This is the Artificial Intelligence class introduced by Dr Eamonn Keogh in UC, Riverside of 2018 Winter Quarter.
This project contains:
Course material: used in class; (file: Course Material)
Homework description: and my solution; (file: Homework1)
Project 1: 8-puzzle description and my solution in C++ ; (file: Project1 8-puzzle)
Project 2: Feature Selection with Nearest Neighbor, problem description and my solution with matlab;
(file: Project2 Feature Selection)
This class covers three main section :1) Search 2) Machine Learning 3)Knowledge Representation
- Blind Search introduces the two components in search: states and operations.
- Heuristc Search makes the search more quickly and accurate: A* algorithm.

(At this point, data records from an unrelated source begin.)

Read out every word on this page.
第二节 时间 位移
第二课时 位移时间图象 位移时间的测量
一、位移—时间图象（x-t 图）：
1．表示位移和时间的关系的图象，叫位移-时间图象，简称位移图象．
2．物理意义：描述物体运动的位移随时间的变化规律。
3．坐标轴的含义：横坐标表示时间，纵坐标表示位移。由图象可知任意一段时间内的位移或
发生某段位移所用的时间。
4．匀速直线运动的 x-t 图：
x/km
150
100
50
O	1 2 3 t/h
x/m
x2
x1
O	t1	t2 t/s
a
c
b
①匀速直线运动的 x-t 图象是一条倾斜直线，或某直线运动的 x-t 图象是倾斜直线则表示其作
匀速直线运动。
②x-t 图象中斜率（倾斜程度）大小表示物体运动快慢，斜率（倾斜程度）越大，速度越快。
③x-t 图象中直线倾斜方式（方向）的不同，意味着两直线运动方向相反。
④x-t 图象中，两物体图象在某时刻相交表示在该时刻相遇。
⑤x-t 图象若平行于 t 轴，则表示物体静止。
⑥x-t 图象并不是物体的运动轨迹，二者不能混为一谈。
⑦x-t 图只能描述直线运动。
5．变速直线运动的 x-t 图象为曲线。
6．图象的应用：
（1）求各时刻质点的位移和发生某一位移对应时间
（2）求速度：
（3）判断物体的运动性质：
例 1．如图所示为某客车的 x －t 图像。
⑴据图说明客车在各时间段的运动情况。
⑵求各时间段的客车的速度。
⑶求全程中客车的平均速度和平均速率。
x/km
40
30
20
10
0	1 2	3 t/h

- Adversarial Search assume we have adversaries: Minimax Algorithm with Alpha-Beta pruning.
- Simple Linear Classifier: linear time to construct, constant time to use.
- Nearest Neighbor Classifier: sensitve to irrelevant features.
Feature Selection. - Decision Tree Classifier: splitting criteria: information gain, etc.
- Clustering with Partition Algorithm: K-means, K-medoids, birch algorithm.
- Clustering with Hierarchical Algorithm: Bottom-up: agglomerative.
Term: dendrogram
Distance between two clusters: single/complete/group average/words linkage. - Nearest Neighbor Clustering: best for time series.
- Propositional Logic: Truth Tables and Using Inference Rule.
- First Order Logic: Substitution with GMP (not complete), resolution refutation (complete).
Horn Form: a conjunction of atomic sentences on the left side, while a single atome on the right side.